Nearly 14 years after its current Anti-Monopoly Law (AML) came into effect, China passed a revised version on Friday, which will come into effect on August 1.
Besides slightly amending some current rules, the SAMR added several new ones in the draft, covering descriptions of what deals could be perceived as monopolistic to regulations governing how local authorities with the power to restrict competition should behave. The regulator is seeking public comment for its proposals before July 27.
One of the new rules defined the behavioral method of leveraging digital means, including data and algorithms, technology, capital advantages and platform rules, for reaching a monopoly deal.

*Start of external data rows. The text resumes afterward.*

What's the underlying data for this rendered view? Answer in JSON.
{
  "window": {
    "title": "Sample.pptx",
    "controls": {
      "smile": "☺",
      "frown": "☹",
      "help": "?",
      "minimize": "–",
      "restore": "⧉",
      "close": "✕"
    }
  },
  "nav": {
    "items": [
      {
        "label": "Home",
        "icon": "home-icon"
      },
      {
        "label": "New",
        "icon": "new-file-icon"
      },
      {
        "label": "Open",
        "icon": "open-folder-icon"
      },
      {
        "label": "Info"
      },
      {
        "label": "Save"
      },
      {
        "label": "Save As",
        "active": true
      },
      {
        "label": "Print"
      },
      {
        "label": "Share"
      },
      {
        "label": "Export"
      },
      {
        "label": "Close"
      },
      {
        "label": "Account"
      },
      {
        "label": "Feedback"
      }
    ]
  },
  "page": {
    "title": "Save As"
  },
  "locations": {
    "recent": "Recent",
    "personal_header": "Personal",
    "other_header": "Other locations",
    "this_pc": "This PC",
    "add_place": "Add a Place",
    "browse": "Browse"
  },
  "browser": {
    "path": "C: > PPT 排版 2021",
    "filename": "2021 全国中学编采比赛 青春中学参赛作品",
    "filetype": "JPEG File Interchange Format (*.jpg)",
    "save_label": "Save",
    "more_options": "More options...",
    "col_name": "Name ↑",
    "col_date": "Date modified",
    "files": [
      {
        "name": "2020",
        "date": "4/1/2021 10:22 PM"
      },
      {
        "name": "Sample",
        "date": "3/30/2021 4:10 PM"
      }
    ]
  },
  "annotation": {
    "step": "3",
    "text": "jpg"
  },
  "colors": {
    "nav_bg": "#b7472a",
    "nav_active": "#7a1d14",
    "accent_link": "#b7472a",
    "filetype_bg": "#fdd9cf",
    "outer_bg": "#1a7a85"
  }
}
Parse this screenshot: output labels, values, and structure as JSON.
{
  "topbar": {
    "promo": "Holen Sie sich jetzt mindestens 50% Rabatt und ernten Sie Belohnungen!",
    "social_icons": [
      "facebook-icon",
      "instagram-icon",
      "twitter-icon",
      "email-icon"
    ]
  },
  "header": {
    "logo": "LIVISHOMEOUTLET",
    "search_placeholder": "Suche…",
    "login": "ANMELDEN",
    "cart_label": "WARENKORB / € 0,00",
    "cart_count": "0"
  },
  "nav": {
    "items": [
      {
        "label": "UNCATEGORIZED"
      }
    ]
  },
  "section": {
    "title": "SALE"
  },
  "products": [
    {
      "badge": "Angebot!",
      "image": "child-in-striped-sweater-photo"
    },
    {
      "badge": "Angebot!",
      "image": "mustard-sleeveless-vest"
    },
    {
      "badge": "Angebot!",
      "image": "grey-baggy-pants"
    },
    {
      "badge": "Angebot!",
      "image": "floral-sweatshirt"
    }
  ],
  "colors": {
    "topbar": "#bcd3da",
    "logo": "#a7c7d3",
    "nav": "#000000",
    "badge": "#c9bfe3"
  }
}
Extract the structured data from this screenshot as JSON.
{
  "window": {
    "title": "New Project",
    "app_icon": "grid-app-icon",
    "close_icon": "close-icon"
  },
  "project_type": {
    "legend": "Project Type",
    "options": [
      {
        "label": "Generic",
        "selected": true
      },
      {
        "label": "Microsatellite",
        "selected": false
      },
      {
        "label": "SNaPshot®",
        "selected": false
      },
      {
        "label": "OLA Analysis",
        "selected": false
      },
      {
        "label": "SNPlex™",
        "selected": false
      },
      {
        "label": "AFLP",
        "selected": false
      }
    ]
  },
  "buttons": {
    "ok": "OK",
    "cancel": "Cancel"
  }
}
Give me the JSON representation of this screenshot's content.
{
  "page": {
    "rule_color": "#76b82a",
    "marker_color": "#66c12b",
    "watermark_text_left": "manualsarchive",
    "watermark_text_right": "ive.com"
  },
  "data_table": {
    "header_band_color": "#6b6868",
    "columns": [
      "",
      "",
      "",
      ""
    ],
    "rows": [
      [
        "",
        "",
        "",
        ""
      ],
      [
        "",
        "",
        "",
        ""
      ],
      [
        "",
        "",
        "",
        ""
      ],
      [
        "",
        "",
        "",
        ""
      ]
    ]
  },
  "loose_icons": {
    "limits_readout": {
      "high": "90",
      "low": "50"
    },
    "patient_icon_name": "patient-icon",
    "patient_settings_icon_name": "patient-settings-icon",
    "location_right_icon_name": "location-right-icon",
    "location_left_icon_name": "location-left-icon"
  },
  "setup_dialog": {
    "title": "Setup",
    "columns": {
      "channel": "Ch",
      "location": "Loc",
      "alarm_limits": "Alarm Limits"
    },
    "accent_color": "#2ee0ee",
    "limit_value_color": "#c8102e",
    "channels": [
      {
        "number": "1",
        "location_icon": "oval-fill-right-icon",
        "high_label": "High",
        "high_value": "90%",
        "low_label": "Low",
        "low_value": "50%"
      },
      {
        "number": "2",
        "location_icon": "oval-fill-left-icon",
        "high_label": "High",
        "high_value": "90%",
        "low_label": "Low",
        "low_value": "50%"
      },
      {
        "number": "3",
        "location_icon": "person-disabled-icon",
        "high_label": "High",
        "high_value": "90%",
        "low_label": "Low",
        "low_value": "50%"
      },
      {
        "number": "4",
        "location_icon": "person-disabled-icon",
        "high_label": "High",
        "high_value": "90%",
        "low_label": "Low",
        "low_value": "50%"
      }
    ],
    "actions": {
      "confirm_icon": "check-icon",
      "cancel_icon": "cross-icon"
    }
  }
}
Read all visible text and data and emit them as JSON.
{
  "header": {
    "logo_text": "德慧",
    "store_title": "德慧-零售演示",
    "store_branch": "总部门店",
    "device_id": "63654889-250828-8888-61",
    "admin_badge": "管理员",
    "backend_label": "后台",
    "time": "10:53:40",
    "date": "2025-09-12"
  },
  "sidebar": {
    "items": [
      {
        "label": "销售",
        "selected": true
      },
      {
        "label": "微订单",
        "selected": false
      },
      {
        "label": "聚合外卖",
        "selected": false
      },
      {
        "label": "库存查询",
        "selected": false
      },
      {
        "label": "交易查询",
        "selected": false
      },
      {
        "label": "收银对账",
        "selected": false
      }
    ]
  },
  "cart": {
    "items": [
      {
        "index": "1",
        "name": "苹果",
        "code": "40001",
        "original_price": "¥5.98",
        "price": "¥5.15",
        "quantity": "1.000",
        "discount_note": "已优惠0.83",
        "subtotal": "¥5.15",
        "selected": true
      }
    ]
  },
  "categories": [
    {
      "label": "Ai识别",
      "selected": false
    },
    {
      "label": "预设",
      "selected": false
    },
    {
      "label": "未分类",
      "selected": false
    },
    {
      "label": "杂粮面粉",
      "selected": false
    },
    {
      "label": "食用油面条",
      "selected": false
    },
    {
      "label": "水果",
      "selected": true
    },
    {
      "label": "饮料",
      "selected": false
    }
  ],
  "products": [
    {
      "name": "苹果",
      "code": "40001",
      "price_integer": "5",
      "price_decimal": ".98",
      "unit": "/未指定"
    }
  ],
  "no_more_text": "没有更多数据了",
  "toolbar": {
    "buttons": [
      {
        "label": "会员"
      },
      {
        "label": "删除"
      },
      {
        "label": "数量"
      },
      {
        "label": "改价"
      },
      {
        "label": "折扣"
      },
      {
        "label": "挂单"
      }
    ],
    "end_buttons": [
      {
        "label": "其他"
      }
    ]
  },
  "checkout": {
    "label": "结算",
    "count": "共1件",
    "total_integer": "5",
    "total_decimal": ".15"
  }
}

The rule will allow better adaptation to the needs of anti-monopoly supervision in the context of the digital economy, regulate relevant competition behaviors, and promote healthy economic development, the SMAR said.
Echoing the new AML, the draft also stipulated a safe-harbor rule clarifying specific standards and procedures to provide more certain compliance guidelines and a more predictable environment for business operators, the SAMR said.
In the antitrust law amendment, it added a safe-harbor rule to vertical monopoly behavior stipulating the law shall not prohibit market operators that can prove their market share is lower than the standard set by the anti-monopoly law-enforcement agency.
Chinese regulators began cracking down on monopolies in late 2020 in multiple industries to prevent the disorderly expansion of capital and foster fair competition. E-commerce firm Alibaba Group was fined a record 18.2 billion yuan ($2.78 billion) for violating anti-monopoly laws, while the food-delivery platform Meituan was penalized 3.442 billion yuan for abusing its market dominance.
As the revised AML increased penalty fines putting fresh emphasis on the digital economy, the illegal cost of enterprises will be greatly increased, and enterprises will also face greater compliance tests, Beijing-based law firm JT&N said on Saturday.